Tinker, Tailor, Soldier, Spy (DVD Review)

review by: Mike Davies
Come the night and it may well lose out to The Artist, but nominated for 11 BAFTAs, including best film, director and actor, there’s no denying that this new version of John Le Carre’s Cold War spy thriller, first adapted as a 1979 BBC mini-series starring Alec Guinness, is film making of the highest order.
Tomas Alfredson, the Swedish director of Let the Right One In, brings a very British sensibility to proceedings, not just in terms of its overcast, rainy fug with a palette of drab, washed out greys, browns and nicotine stains but in the understated, reserved and emotionally impersonal nature of its characters.
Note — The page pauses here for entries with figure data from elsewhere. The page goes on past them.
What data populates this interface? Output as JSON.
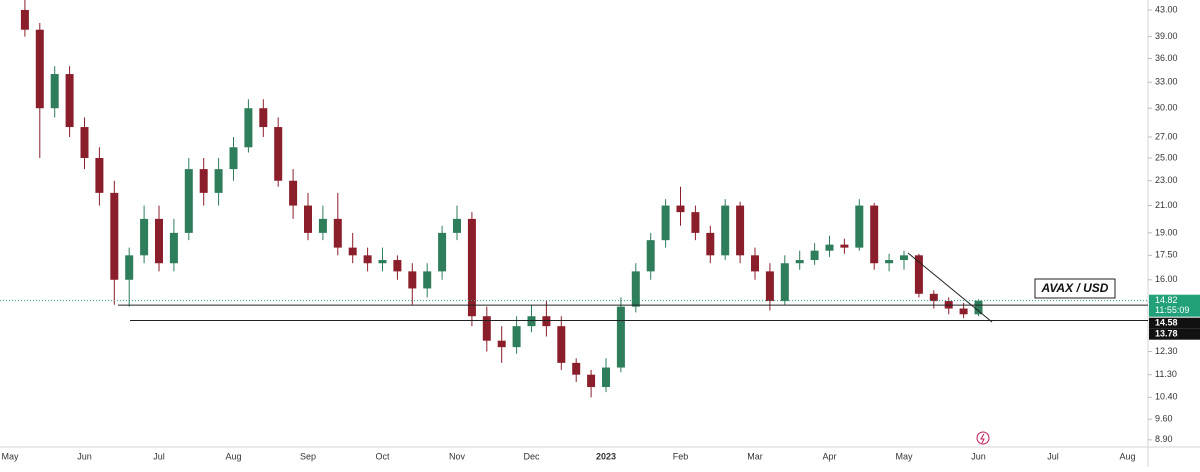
{
  "chart_data": {
    "type": "candlestick",
    "categories": [
      null,
      null,
      null,
      null,
      null,
      "Jun",
      null,
      null,
      null,
      null,
      "Jul",
      null,
      null,
      null,
      null,
      "Aug",
      null,
      null,
      null,
      null,
      "Sep",
      null,
      null,
      null,
      null,
      "Oct",
      null,
      null,
      null,
      null,
      "Nov",
      null,
      null,
      null,
      null,
      "Dec",
      null,
      null,
      null,
      null,
      "2023",
      null,
      null,
      null,
      null,
      "Feb",
      null,
      null,
      null,
      null,
      "Mar",
      null,
      null,
      null,
      null,
      "Apr",
      null,
      null,
      null,
      null,
      "May",
      null,
      null,
      null,
      null,
      "Jun",
      null,
      null,
      null,
      null,
      "Jul",
      null,
      null,
      null,
      null,
      "Aug",
      null,
      null,
      null,
      null
    ],
    "first_label": "May",
    "open": [
      null,
      43,
      40,
      30,
      34,
      28,
      25,
      22,
      16,
      17.5,
      20,
      17,
      19,
      24,
      22,
      24,
      26,
      30,
      28,
      23,
      21,
      19,
      20,
      18,
      17.5,
      17,
      17.2,
      16.5,
      15.5,
      16.5,
      19,
      20,
      14,
      12.8,
      12.5,
      13.5,
      14,
      13.5,
      11.8,
      11.3,
      10.8,
      11.6,
      14.5,
      16.5,
      18.5,
      21,
      20.5,
      19,
      17.5,
      21,
      17.5,
      16.5,
      14.8,
      17,
      17.2,
      17.8,
      18.2,
      18,
      21,
      17,
      17.2,
      17.5,
      15.2,
      14.8,
      14.4,
      14.1,
      null,
      null,
      null,
      null,
      null,
      null,
      null,
      null,
      null,
      null,
      null,
      null,
      null,
      null
    ],
    "high": [
      null,
      45,
      41,
      35,
      35,
      29,
      26,
      23,
      18,
      21,
      21,
      20,
      25,
      25,
      25,
      27,
      31,
      31,
      29,
      24,
      22,
      21,
      22,
      19,
      18,
      18,
      17.5,
      17,
      17,
      19.5,
      21,
      20.5,
      14.5,
      13.5,
      14,
      14.6,
      14.8,
      14,
      12,
      11.5,
      12,
      15,
      17,
      19,
      21.5,
      22.5,
      21,
      19.5,
      21.5,
      21.3,
      18,
      17,
      17.5,
      17.8,
      18.3,
      18.8,
      18.6,
      21.5,
      21.2,
      17.6,
      17.8,
      17.6,
      15.4,
      15,
      14.7,
      14.9,
      null,
      null,
      null,
      null,
      null,
      null,
      null,
      null,
      null,
      null,
      null,
      null,
      null,
      null
    ],
    "low": [
      null,
      39,
      25,
      29,
      27,
      24,
      21,
      14.6,
      14.5,
      17,
      16.5,
      16.5,
      18.5,
      21,
      21,
      23,
      25.5,
      27,
      22.5,
      20,
      18.5,
      18.5,
      17.5,
      17,
      16.5,
      16.5,
      16,
      14.6,
      15,
      16,
      18.5,
      13.5,
      12.3,
      11.8,
      12.2,
      13.2,
      13,
      11.5,
      11,
      10.4,
      10.6,
      11.4,
      14.2,
      16,
      18,
      19.5,
      18.5,
      17,
      17.2,
      17,
      16,
      14.3,
      14.6,
      16.6,
      16.9,
      17.4,
      17.6,
      17.8,
      16.6,
      16.5,
      16.6,
      15,
      14.4,
      14.1,
      13.9,
      14,
      null,
      null,
      null,
      null,
      null,
      null,
      null,
      null,
      null,
      null,
      null,
      null,
      null,
      null
    ],
    "close": [
      null,
      40,
      30,
      34,
      28,
      25,
      22,
      16,
      17.5,
      20,
      17,
      19,
      24,
      22,
      24,
      26,
      30,
      28,
      23,
      21,
      19,
      20,
      18,
      17.5,
      17,
      17.2,
      16.5,
      15.5,
      16.5,
      19,
      20,
      14,
      12.8,
      12.5,
      13.5,
      14,
      13.5,
      11.8,
      11.3,
      10.8,
      11.6,
      14.5,
      16.5,
      18.5,
      21,
      20.5,
      19,
      17.5,
      21,
      17.5,
      16.5,
      14.8,
      17,
      17.2,
      17.8,
      18.2,
      18,
      21,
      17,
      17.2,
      17.5,
      15.2,
      14.8,
      14.4,
      14.1,
      14.82,
      null,
      null,
      null,
      null,
      null,
      null,
      null,
      null,
      null,
      null,
      null,
      null,
      null,
      null
    ],
    "up_color": "#2e7d5b",
    "down_color": "#8b1e2b",
    "log_scale": true,
    "ylim": [
      8.67,
      44.6
    ],
    "yticks": [
      {
        "value": 43,
        "label": "43.00"
      },
      {
        "value": 39,
        "label": "39.00"
      },
      {
        "value": 36,
        "label": "36.00"
      },
      {
        "value": 33,
        "label": "33.00"
      },
      {
        "value": 30,
        "label": "30.00"
      },
      {
        "value": 27,
        "label": "27.00"
      },
      {
        "value": 25,
        "label": "25.00"
      },
      {
        "value": 23,
        "label": "23.00"
      },
      {
        "value": 21,
        "label": "21.00"
      },
      {
        "value": 19,
        "label": "19.00"
      },
      {
        "value": 17.5,
        "label": "17.50"
      },
      {
        "value": 16,
        "label": "16.00"
      },
      {
        "value": 12.3,
        "label": "12.30"
      },
      {
        "value": 11.3,
        "label": "11.30"
      },
      {
        "value": 10.4,
        "label": "10.40"
      },
      {
        "value": 9.6,
        "label": "9.60"
      },
      {
        "value": 8.9,
        "label": "8.90"
      }
    ],
    "last_price": 14.82,
    "countdown": "11:55:09",
    "levels": [
      14.58,
      13.78
    ],
    "annotation": "AVAX / USD"
  }
}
It’s not just as spies that they give away nothing of themselves, but as the people they are.
Although the threads are tightly knotted, the basic plot’s fairly straightforward. Set in 1973, following an international incident in which agent Jim Prideaux (Mark Strong) is gunned down during a blown Budapest mission, Control (John Hurt), head of the Circus (British Secret Service) is pressured into retirement along with his right hand man, George Smiley (Gary Oldman).
However, not long after Smiley is approached by a government official to investigate an allegation that, as the now late Control suspected, there is a Russian mole at the very top of the Circus. As codenamed by Control, there are four suspects. Tinker - Percy Alleline (Toby Jones), the new Circus head; Tailor – rakishly smooth bisexual Bill Haydon (Colin Firth); Soldier – stolid Roy Bland (Ciaran Hinds), Alleline’s close ally; and Poorman – the ambitious backstabbing Toby Esterhase (David Dencik). It could be as much about office politics as it is espionage.
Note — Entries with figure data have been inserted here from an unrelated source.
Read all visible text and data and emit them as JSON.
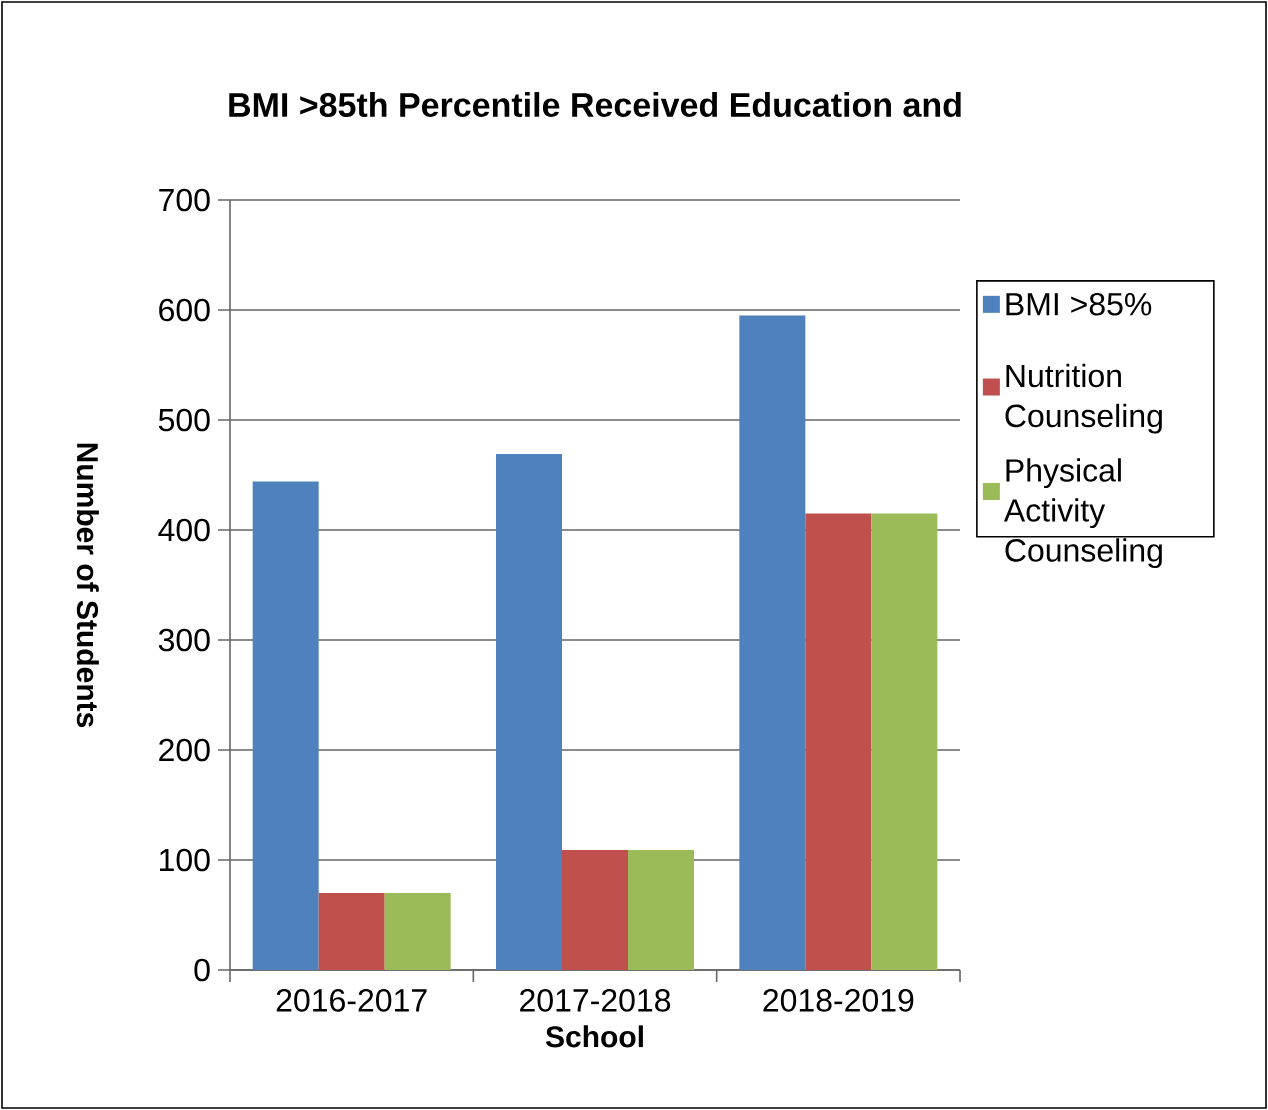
{
  "chart_data": {
    "type": "bar",
    "title": "BMI >85th Percentile Received Education and",
    "xlabel": "School",
    "ylabel": "Number of Students",
    "categories": [
      "2016-2017",
      "2017-2018",
      "2018-2019"
    ],
    "series": [
      {
        "name": "BMI >85%",
        "color": "#4f81bd",
        "values": [
          444,
          469,
          595
        ]
      },
      {
        "name": "Nutrition Counseling",
        "color": "#c0504d",
        "values": [
          70,
          109,
          415
        ]
      },
      {
        "name": "Physical Activity Counseling",
        "color": "#9bbb59",
        "values": [
          70,
          109,
          415
        ]
      }
    ],
    "ylim": [
      0,
      700
    ],
    "yticks": [
      0,
      100,
      200,
      300,
      400,
      500,
      600,
      700
    ],
    "grid": "y",
    "legend": "right"
  }
}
All four are part of the ‘magic circle’, those with access to Operation Witchcraft, the high grade intelligence delivered by the Soviet agent run by Alleline and Bland, but about which both Control and Smiley were always sceptical.
Enlisting the aid of Peter Guillam (Benedeict Cumberbatch, gifted with the film’s most exciting scene), who runs the Service’s scalphunters unit, the agents responsible for turning possible defectors, and with vital information provided by Connie Sachs (Kathy Burke), the former head of personnel dismissed by Alleline, Ricky Tarr (Tom Hardy), one of Guillam’s field agents, and Jerry Westerby (Stephen Graham), the duty officer on the night Prideaux was shot, Smiley slowly begins to meticulously put the pieces together. Gradually a jigsaw forms that involves longtime nemesis Karla, the head of Russian intelligence, and a close to home betrayal by Smiley’s wife.
Inevitably, the adaptation is considerably more condensed than the TV series, but the essentials are all intact and true to the source while Alfredson’s low key minimalist direction carefully mirrors Le Carre’s own ellipitical style, relying on very little action – a couple of gunshots and the occasional raised voice – but making effective use of silence and close ups to create atmosphere and tension.
Although, perhaps deliberately, the four suspects remain character blanks in many ways, given surface traits but no deeper stories, the performances are, as everywhere, faultless. No more so than Oldman who, while a steelier and less world weary Smiley than Guinness, perfectly captures his analytical watchfulness and resigned cynicism while also suggesting a churning sense of rage.
A commercial as well as critical hit, it’s a welcome reminder that you can attract an audience without the need for excessive special effects, hyperactive editing and explosions every five minutes and that consummate acting, intelligent writing and considered direction are still highly bankable cinematic currency.
The BBC followed up with a sequel, Smiley’s People, but never got round to making the middle title of the Karla trilogy, The Honourable Schoolboy, which has only ever been adapted for radio. Hopefully, the success of Tinker means we’ll be seeing a lot more of George Smiley in the years to come.